Tool Tracking Cost-Benefit Analysis: The methodology for this analysis was to find a tool tracking technology or a combination of technologies for McKenney’s to implement to standardize the checkout process and increase technician accountability. The first step was to explore various tool tracking technologies and research each one’s benefits and drawbacks. The next step was to review the findings with the client and validate which technologies were feasible and most applicable to them.
Tool Storage Reorganization: The approach for this reorganization was to improve tool visibility. The storage reorganization would ensure a designated location and labeling method for each tool type. The first step for this deliverable was to remove any tool unrelated to the specialty work McKenney’s technicians perform and reuse the space as consolidated storage space for specific tool types. The next step was to designate tool locations based on demand, so tool types used more often are situated closer to the entrance for quicker access. The third step was to label for tools on the shelves or create shadow boxes for larger equipment that have to be situated on the floor to denote different tool types. The last step was to create laminated images of the shelves and shadow boxes for technicians to easily reference to maintain this organization.
Inventory Optimization: This deliverable helps McKenney’s determine the appropriate number of tools to have in inventory. Additionally, this deliverable can potentially decrease the amount of time that tool demand is greater than the current inventory level.
Tool Tracking Cost-Benefit Analysis: An analysis was conducted on various tool tracking technologies which included the benefits, drawbacks and costs of each technology. McKenney’s now has the information on what to purchase and how to implement the technology.
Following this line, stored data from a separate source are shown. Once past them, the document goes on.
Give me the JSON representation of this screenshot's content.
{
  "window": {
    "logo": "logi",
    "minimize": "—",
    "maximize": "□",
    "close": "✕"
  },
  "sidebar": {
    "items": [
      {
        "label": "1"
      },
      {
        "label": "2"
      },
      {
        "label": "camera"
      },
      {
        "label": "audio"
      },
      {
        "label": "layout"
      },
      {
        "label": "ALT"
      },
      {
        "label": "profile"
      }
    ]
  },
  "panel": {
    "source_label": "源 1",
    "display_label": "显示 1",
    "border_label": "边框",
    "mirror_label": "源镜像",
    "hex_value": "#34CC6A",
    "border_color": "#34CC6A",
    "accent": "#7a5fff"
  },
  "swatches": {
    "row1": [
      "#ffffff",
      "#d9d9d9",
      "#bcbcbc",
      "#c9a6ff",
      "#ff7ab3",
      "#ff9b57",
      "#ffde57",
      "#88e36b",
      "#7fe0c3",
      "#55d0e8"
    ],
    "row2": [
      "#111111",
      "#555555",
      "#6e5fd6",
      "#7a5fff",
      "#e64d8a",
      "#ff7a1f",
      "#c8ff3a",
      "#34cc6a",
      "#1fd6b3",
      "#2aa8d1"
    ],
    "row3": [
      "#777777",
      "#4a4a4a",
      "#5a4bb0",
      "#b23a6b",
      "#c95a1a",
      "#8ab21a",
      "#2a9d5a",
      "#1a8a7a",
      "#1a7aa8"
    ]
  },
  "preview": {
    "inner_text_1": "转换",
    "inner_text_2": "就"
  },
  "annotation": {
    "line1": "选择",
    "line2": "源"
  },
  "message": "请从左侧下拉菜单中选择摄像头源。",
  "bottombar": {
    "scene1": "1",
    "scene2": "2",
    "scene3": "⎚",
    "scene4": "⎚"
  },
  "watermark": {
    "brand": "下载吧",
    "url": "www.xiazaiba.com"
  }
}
This deliverable helps standardize the check-in/check-out process and keep technicians accountable for their tools.
Tool Storage Reorganization: There is now clear visibility and formal organization of the toolroom. This reorganization is expected to withstand changes in inventory level and industry growth. Technicians will now be able to quickly find the tools they need for a client once they enter the toolroom.
Value and Impact
Quantitative: The three deliverables will comprehensively eliminate up to 2,311 unsuccessful checkouts, or a third of McKenney’s total checkouts per year. With the implementation of the inventory tracking technology deliverable, 100% of tools will be identified with a durable QR code which can be scanned by the Milwaukee One-Key application on a technician’s mobile device automating more of the checkout process. Previously, a highly skilled technician spent over 60% of their time organizing the tool rooms, but, after the reorganization, this time was cut in half. Overall, a lower bound of 3,213 hours will be reallocated yearly from spending time locating tools to answering more service calls.
Qualitative: With the inventory optimization deliverable, McKenney’s will be able to efficiently spend their annual budget on an appropriate amount of tools to meet demand. The Milwaukee Tick Tool active RFID tags, will allow McKenney’s to track the location of their high value tools while also encouraging technicians to increase accountability. The tool storage reorganization deliverable will allow for clearer tool visibility in the tool rooms and a more efficient tool retrieval process. Overall, all three deliverables will create a more standardized and intuitive checkout process leading to a reduction in technician response time and an increase in McKenney’s service levels.